Connie and I went up to the camp in Potter County this weekend to do some work in preparation for the July 4th trip. We needed to cut down some limbs and prepare a spot for the Bounder since we'll be taking it up for the first time over the 4th. What good timing too, because the Potter County Bird Club - of which we are members - was having their first summer picnic at Lyman Run Lake on Sunday. We would finally be able to make a meeting after being members since Sept.
We arrived Saturday afternoon and decided to just stay around the cabin. All of the usual birds were there plus we heard 2 Pileated Woodpeckers calling in the woods behind the camp and found a Green Heron in the pine trees out front. The Bluebird baby was fledged so I took the old nest out of the box. They were building again by Sunday afternoon. I'll bet we see another baby on the 4th.
The trip turned out to be a good one for Cuckoos. We spotted a Black-billed Cuckoo along the stream path on Sunday morning. He (or she) accommodated us by hanging around for awhile. We saw a Yellow-billed Cuckoo at Lyman Lake later in the day with the bird club. This bird also hung around so that we could get good looks. And then another Yellow-billed Cuckoo at Nelson Run Rd today.
The trip was also full of black flies. We couldn't sit outside for more than 30 seconds without being swarmed. No amount of deet seemed to keep them away. They didn't bite but they were maddening just the same.
And tent caterpillars. Everywhere. It sounded like it was raining in the woods but it was just caterpillar poop falling from the trees. I'm not kidding. The ground was covered with little black dots of caterpillar poop and half chewed leaves. There were caterpillars all over the place including on us. What a shame. Bringing the story back around - someone from the bird club told us that Cuckoos are one type of bird that actually eats tent caterpillars. Maybe that's why we saw so many Cuckoos on this trip and have never seen one in Potter before.
The Bird Club picnic was great. We arrived late and found only one person at the picnic pavillion. He told us that the group was up the road looking at a Pied-billed Grebe nest. We went to join the group and found them with scopes trained on the nest. It is very unusual for Pied-billed Grebes to nest so far south.

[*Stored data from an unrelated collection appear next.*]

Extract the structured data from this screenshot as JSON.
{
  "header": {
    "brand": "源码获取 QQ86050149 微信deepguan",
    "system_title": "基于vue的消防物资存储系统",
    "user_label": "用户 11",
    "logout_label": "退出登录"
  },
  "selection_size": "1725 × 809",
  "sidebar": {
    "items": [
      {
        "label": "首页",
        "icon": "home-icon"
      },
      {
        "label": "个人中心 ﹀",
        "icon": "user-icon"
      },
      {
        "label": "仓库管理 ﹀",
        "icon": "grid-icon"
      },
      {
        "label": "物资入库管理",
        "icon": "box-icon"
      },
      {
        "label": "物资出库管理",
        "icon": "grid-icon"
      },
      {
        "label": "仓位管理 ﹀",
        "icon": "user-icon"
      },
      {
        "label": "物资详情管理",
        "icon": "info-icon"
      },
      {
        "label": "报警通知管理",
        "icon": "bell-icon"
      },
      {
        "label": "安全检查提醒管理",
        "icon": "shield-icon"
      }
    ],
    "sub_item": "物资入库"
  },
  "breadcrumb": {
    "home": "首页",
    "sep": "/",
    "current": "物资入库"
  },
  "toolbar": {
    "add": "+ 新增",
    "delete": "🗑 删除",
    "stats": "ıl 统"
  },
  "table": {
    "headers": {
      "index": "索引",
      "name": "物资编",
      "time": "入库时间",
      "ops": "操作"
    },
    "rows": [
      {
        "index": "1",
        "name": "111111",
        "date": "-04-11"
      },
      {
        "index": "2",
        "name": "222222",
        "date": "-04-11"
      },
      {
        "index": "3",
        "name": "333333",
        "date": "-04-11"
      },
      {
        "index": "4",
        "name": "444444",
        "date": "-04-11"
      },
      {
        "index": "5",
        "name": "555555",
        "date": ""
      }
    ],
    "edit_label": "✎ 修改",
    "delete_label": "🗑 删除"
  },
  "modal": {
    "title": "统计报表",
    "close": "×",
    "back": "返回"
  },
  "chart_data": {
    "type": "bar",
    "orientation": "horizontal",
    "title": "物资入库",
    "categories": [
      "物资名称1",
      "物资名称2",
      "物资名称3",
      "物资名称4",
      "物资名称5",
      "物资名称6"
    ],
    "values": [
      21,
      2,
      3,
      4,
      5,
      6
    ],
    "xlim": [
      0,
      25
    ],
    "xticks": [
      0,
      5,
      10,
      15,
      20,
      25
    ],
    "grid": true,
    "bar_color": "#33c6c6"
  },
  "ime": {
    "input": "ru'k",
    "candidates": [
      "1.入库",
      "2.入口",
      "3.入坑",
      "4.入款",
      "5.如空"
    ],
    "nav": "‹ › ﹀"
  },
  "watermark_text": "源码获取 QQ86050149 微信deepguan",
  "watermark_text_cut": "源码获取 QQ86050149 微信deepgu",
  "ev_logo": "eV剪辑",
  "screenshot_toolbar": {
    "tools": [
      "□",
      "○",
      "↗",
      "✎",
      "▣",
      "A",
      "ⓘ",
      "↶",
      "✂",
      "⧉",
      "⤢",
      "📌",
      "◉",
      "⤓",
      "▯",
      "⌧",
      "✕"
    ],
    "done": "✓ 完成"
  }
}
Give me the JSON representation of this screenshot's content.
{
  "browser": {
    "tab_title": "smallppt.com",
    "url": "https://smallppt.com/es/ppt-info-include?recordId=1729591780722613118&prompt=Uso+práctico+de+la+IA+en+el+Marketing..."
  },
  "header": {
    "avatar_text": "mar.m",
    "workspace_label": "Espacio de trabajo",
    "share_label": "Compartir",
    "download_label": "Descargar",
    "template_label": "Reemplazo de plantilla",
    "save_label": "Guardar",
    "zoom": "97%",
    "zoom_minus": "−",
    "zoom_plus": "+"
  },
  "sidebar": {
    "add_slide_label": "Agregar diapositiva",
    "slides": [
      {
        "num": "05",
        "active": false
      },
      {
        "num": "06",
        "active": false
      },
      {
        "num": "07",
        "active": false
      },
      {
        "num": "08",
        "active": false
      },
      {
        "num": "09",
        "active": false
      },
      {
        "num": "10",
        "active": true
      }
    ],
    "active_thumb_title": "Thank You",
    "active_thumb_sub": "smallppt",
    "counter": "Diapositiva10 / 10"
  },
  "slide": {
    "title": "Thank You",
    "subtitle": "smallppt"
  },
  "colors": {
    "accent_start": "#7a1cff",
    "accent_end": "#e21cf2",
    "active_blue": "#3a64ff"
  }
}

We made our introductions to the group and lingered to see the female leave the nest and get some fish, several babies try to swim and the male diving, swimming and calling on the lake. There was also a male Common Loon on the lake. Another unusual sighting. The club members think that he is either a young male that isn't interested in nesting yet or an injured bird that couldn't make it further north.
More Pies and The Club
Mary coordinated the picnic. Larry manned the grill and cooked the hotdogs and hamburgers. All of the club members brought a dish and each was delicious. What a nice group of people. Everyone introduced themselves and made us feel welcome. Connie made baked beans (so did 2 other people). We all ate very well including desert which included a Lemon Chiffon Pie. David led the meeting with unusual sightings in the county and a recap of the Austin Bio-blitz that was sponsored by the high school. Scientists from all over descended upon the area around the ruins of the Austin dam (the dam that could not break but did in 1911 after only 2 years) to count and document anything living.
The day was capped off with a Bald Eagle catching and eating a fish at the lake! A pretty good trip over all.